3. Darüber hinaus verdeutlicht die Entstehungsgeschichte des § 11a Abs. 3 Satz 3 i. V. m. Abs. 2 Nr. 3 EnergieStV, dass die Erbringung von Festmacherdiensten eine Hilfs- und Nebentätigkeit bei der Beförderung von Gütern zu Wasser i. S. d. § 11a Abs. 2 Nr. 3 EnergieStV darstellen und den Tatbestand des § 11a Abs. 3 Satz 3 EnergieStV erfüllen sollte.
4. Die Mitnahme eines weiteren Festmachers im Fahrzeug führt nicht dazu, dass das Fahrzeug einem Personentransport in Seehäfen dient. Ein solcher Personentransport i. S. d. § 11a Abs. 5 Nr. 3 EnergieStV, für den kein Hafendiesel verwendet werden darf, liegt nach dem Willen des Verordnungsgebers nur bei einem reinen Personentransport vor, nicht aber dann, wenn die Fahrt einem anderen Zweck, hier vor allem dem notwendigen Transport von Arbeitsmaterial zur Erbringung der Festmacherdienste, dient.
Normenkette
EnergieStG § 2 Abs. 3 S. 1 Nr. .1, § 3a; EnergieStV § 11a Abs. 2 Nr. 3, Abs. 3 S. 3, Abs. 5 Nr. 3
Tatbestand
Die Klägerin wendet sich gegen einen Steuerbescheid über Energiesteuern.
Die Klägerin bietet Dienstleistungen für die Seeschifffahrt im ... Hafen an. Zum Unternehmensgegenstand gehören u. a. die Lagerung und Umladung von Umschlagsgütern, die Stauerei sowie die Vermietung von Containern und deren Handel. Zudem ist sie befugt, alle Geschäfte wahrzunehmen, die mit ihrem Unternehmenszweck im Zusammenhang stehen. So befördert sie auch Schiffspassagiere mittels Bussen von den Schiffen zum Terminal. Überdies hält sie weitere Fahrzeuge vor, mit denen ihre Arbeiter, die sog. Festmacher, zu ihrem jeweiligen Einsatzort fahren und mithilfe des im Fahrzeug befindlichen Arbeitsmaterials (u. a. Seile, Ladungssicherungsmaterial, Sicherheitsausrüstung) Schiffe im Hafen festmachen. Die zu diesen Zwecken genutzten Fahrzeuge sind nicht amtlich zugelassen, da sie nur auf dem Hafengelände verwendet werden.

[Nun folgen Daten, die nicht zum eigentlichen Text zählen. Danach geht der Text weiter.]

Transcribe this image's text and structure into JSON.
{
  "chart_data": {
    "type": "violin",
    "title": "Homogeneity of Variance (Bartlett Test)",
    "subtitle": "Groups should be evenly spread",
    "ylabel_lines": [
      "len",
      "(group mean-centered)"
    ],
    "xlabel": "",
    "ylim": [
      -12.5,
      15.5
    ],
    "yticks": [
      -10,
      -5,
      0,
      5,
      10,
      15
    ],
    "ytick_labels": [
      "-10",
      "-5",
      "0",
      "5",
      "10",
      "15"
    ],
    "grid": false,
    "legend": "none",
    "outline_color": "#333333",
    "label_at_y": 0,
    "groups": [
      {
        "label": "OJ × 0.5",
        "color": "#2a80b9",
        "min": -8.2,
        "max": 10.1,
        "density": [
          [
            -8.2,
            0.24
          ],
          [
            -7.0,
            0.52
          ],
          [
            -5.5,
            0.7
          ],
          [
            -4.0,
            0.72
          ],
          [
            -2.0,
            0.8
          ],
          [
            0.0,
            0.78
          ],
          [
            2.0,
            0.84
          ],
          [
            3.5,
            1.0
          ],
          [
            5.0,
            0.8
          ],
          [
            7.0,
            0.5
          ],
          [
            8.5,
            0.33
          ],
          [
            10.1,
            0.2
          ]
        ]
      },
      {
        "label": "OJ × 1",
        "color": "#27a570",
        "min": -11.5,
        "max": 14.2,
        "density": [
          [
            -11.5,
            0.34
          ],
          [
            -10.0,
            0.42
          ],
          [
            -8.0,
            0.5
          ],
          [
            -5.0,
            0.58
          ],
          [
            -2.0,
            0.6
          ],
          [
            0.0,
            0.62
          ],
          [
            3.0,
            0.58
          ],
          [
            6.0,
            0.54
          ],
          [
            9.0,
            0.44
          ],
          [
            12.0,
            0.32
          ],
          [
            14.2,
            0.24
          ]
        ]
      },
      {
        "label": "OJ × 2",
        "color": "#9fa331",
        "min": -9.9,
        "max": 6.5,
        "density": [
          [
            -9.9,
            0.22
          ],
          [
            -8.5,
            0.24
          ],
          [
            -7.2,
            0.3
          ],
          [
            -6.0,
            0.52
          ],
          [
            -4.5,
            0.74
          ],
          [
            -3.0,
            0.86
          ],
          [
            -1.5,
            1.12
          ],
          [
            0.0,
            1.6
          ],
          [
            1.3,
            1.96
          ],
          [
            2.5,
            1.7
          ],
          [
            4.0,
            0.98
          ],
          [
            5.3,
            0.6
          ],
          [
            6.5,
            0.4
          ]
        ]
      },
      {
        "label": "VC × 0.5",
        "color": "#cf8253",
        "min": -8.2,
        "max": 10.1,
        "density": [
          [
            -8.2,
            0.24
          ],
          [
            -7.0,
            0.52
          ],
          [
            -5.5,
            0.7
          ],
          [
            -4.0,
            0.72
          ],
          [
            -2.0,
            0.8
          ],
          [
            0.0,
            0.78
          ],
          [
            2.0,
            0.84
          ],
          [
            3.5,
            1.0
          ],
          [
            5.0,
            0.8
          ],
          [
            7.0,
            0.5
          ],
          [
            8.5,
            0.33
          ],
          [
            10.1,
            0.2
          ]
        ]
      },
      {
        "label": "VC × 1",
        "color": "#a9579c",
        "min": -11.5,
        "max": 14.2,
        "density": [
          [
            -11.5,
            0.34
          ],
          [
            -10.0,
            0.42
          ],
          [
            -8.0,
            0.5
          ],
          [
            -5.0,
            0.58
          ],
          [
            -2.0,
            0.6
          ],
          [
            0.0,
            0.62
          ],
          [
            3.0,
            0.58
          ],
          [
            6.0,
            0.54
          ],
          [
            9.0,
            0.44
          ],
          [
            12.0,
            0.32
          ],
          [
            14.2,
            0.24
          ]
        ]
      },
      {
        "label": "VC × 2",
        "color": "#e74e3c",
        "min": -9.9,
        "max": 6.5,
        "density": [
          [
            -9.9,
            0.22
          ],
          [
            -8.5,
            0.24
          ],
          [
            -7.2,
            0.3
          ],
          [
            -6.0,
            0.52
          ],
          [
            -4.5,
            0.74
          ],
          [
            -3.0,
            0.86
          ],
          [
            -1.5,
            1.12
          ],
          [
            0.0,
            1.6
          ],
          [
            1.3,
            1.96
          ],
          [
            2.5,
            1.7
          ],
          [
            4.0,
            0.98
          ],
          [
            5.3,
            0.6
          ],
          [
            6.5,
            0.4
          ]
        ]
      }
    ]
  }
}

Aufgrund einer Kraftstoffkontrolle stellte der Beklagte im November 2011 fest, dass die Klägerin sowohl Fahrzeuge zur Passagierbeförderung als auch Fahrzeuge zur Beförderung der Festmacher und deren Material mit durch eine Rotfärbung gekennzeichnetem steuerbegünstigtem Kraftstoff (sog. Hafendiesel) betankt hatte.
Der Beklagte vermerkte daraufhin, dass die Beförderung von Passagieren von und zu den Fahrgastschiffen und die Beförderung von Beschäftigten eines Seehafenbetriebes zu den jeweiligen Einsatzorten als Personenbeförderung eine zweckwidrige Verwendung von steuerbegünstigtem Kraftstoff darstelle.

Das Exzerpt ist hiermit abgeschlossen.